Point number two is that when we set up the Institute, 4 years ago, we were always going to blend biology with chemistry to look at developing new drugs. We are able to work with an excellent group of chemists in Oxford, headed up by Chris Schofield, University of Oxford, and his team, and we provide the microbiology support. That’s a unique thing, in the UK, if not in Europe, whereby you have two groups that come together to accelerate the progress of new and novel antibiotics. That work has gone amazingly well. We’ve got some chemical leads, almost candidate molecules, that address areas that nobody else is focusing on.
The third thing I would say is my ongoing collaborations with my Chinese colleagues. On a scientific level, China has the technologies and the infrastructure to make massive headway and progress in global health equity that simply, in the West, we’ve failed to do and probably will not achieve in the future. One particular example is where we’ve linked microplastics to increasing AMR. This happens by microplastics triggering an ‘SOS’ response in the bacteria, so the bacteria shed their DNA quicker, and that’s picked up by other bacteria. We’ve looked at different microplastics. For the first time, we’ve definitively linked environmental degradation to AMR, combining two existential human threats. That work is of significant importance.

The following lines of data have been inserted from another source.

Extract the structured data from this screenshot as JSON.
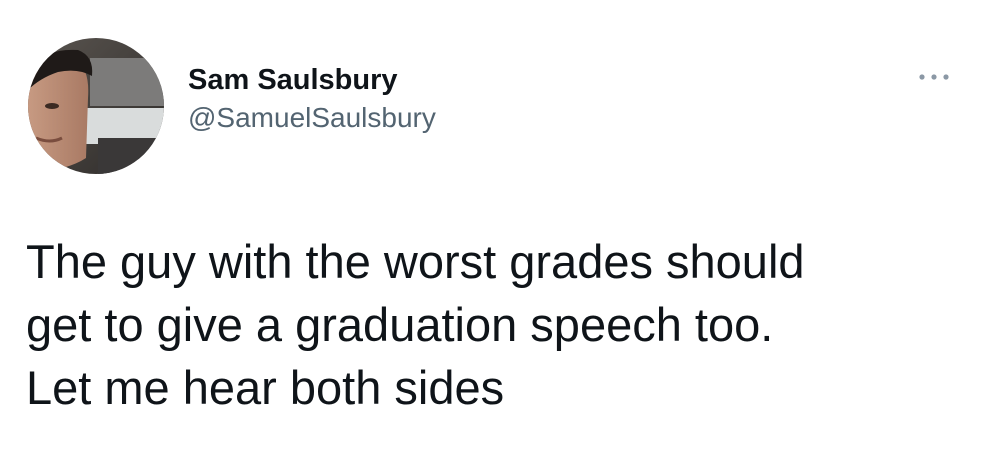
{
  "tweet": {
    "author": {
      "display_name": "Sam Saulsbury",
      "handle": "@SamuelSaulsbury"
    },
    "more_icon": "more-horizontal-icon",
    "text": "The guy with the worst grades should\nget to give a graduation speech too.\nLet me hear both sides"
  }
}
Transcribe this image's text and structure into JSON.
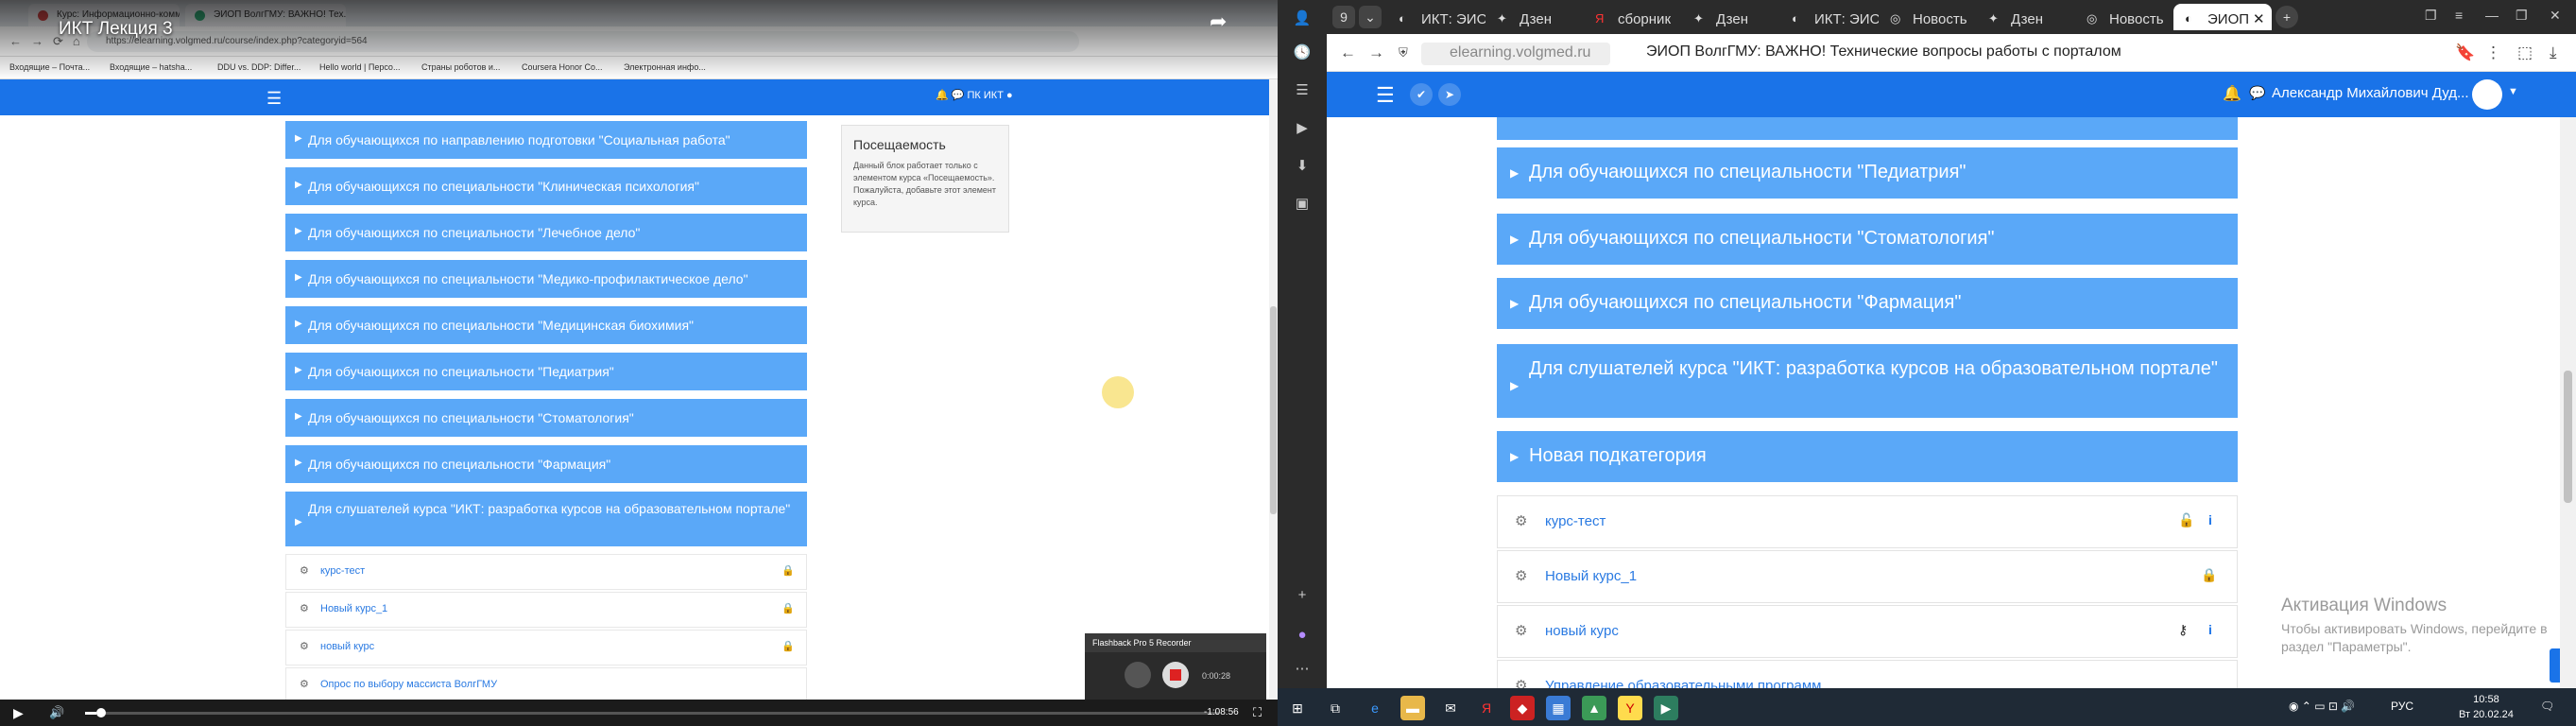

You were awarded an OBE for your contributions to microbiology and international development. How has this recognition influenced your career, and what advice would you give to aspiring researchers in the field of AMR?
The OBE was a huge surprise because it didn’t come through the university, which is unusual for an academic, it came from elsewhere in the UK Government. There’s a funny element to the story; when they posted the notification to me, they got the wrong address. So instead of going to number 15, it went to number 5. I didn’t get it for about 2 weeks later and actually thought it was a practical joke by a colleague.

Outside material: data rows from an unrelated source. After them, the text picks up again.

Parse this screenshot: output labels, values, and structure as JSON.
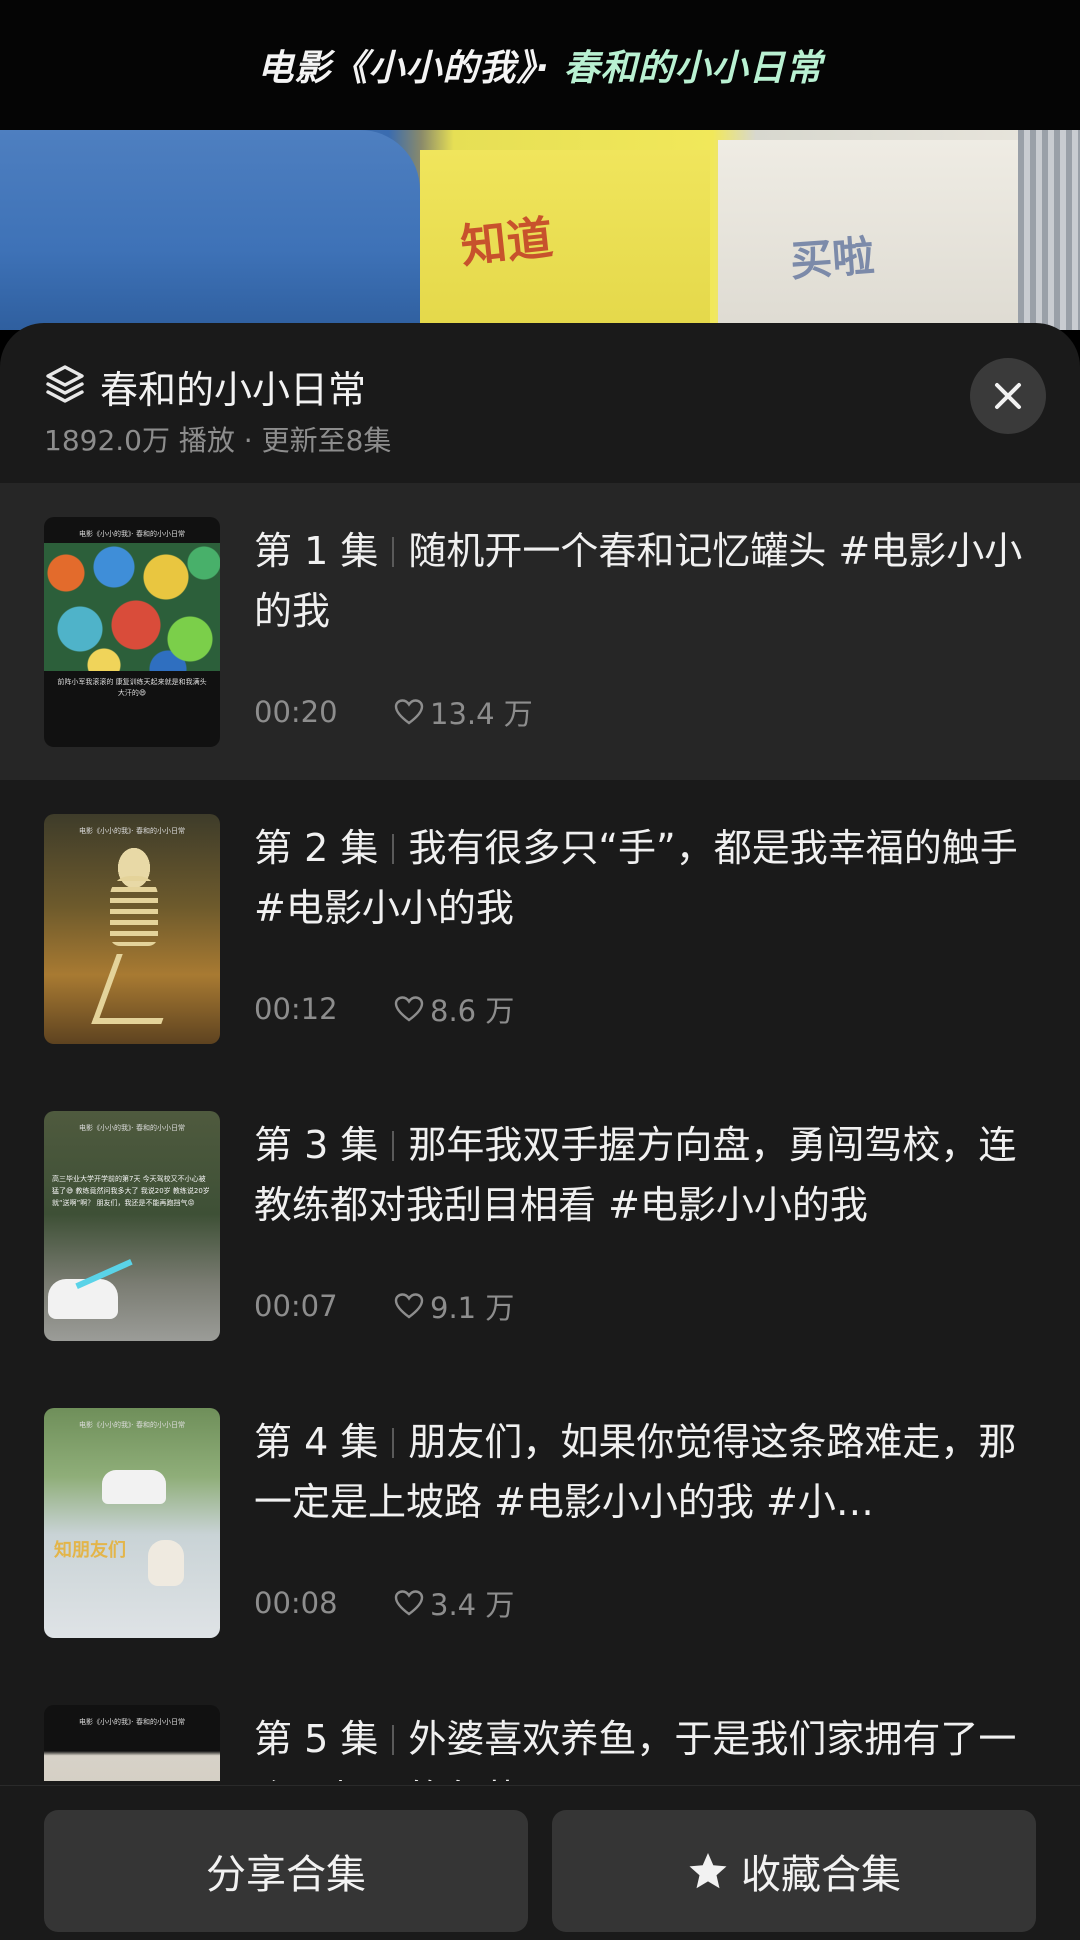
{
  "video": {
    "title_prefix": "电影《小小的我》· ",
    "title_accent": "春和的小小日常",
    "frame_marks": [
      "知道",
      "买啦"
    ]
  },
  "panel": {
    "title": "春和的小小日常",
    "meta": "1892.0万 播放 · 更新至8集",
    "close_icon": "close-icon",
    "stack_icon": "stack-icon"
  },
  "episodes": [
    {
      "number": "第 1 集",
      "title": "随机开一个春和记忆罐头 #电影小小的我",
      "duration": "00:20",
      "likes": "13.4 万",
      "active": true,
      "thumb_caption": "电影《小小的我》· 春和的小小日常",
      "thumb_text": "前阵小军我滚滚的 康复训练天起来就是和我满头大汗的😄"
    },
    {
      "number": "第 2 集",
      "title": "我有很多只“手”，都是我幸福的触手#电影小小的我",
      "duration": "00:12",
      "likes": "8.6 万",
      "active": false,
      "thumb_caption": "电影《小小的我》· 春和的小小日常"
    },
    {
      "number": "第 3 集",
      "title": "那年我双手握方向盘，勇闯驾校，连教练都对我刮目相看 #电影小小的我",
      "duration": "00:07",
      "likes": "9.1 万",
      "active": false,
      "thumb_caption": "电影《小小的我》· 春和的小小日常",
      "thumb_text": "高三毕业大学开学前的第7天 今天驾校又不小心被猛了😅 教练竟然问我多大了 我说20岁 教练说20岁就“送啊”啊？ 朋友们，我还是不能再跑挡气😡"
    },
    {
      "number": "第 4 集",
      "title": "朋友们，如果你觉得这条路难走，那一定是上坡路 #电影小小的我 #小…",
      "duration": "00:08",
      "likes": "3.4 万",
      "active": false,
      "thumb_caption": "电影《小小的我》· 春和的小小日常",
      "thumb_text": "知朋友们"
    },
    {
      "number": "第 5 集",
      "title": "外婆喜欢养鱼，于是我们家拥有了一个不起眼的角落",
      "duration": "",
      "likes": "",
      "active": false,
      "thumb_caption": "电影《小小的我》· 春和的小小日常"
    }
  ],
  "footer": {
    "share_label": "分享合集",
    "favorite_label": "收藏合集",
    "favorite_icon": "star-icon"
  },
  "colors": {
    "panel_bg": "#1a1a1a",
    "active_row": "#262626",
    "button_bg": "#353535",
    "muted_text": "#8d8d8d",
    "title_accent": "#b9f1d2"
  }
}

Has it impacted my life? I would hope not. As academics, we pick up awards, but it doesn’t change you as a person. It doesn’t change the way you think. I’m dyslexic, and I struggled at school. I’ve always been state-schooled. These awards or degrees that you get shouldn’t really change the fundamental quiddity of who you are, how you work, particularly with others, or your passion. Of course, my family went to the palace, and it was a lovely day; and of course, I’m proud. But that was way back in 2020, and now life moves on. We look forward, we don’t look back.
What would be my advice to any young researcher?
Number one: be enthusiastic. You need enthusiasm. Number two: be thick-skinned. Academia is a brutal game, and you’ve got to really dig deep sometimes to survive it. Number three: know your limitations. There are loads of things that I don’t know, and therefore, I don’t pretend to know. I’ll go off and collaborate with other people who are far more gifted than me in this area. Your networks and your collaborations are really important. Number four: a lot of people call it ‘thinking outside the box’. Well, there is no box, that’s just fantasy. Be really creative in your thinking as a scientist. Scientists are often creatures of habit. As knowledge goes up, creativity goes down. I think being creative and trying to find creative space is critically important, for example, our work on microplastics and dissemination of AMR, I think, is really important.
One of my favourite bands is the Manic Street Preachers, and they’ve always tried to reinvent themselves. Their zenith was in 1994–8, but they’re always trying to be creative, and that’s one of the things I like about them. A lot of rock bands reach their zenith by the time they’re 30 and then fall away. As academics, we can’t afford to do that. We need to keep on being creative.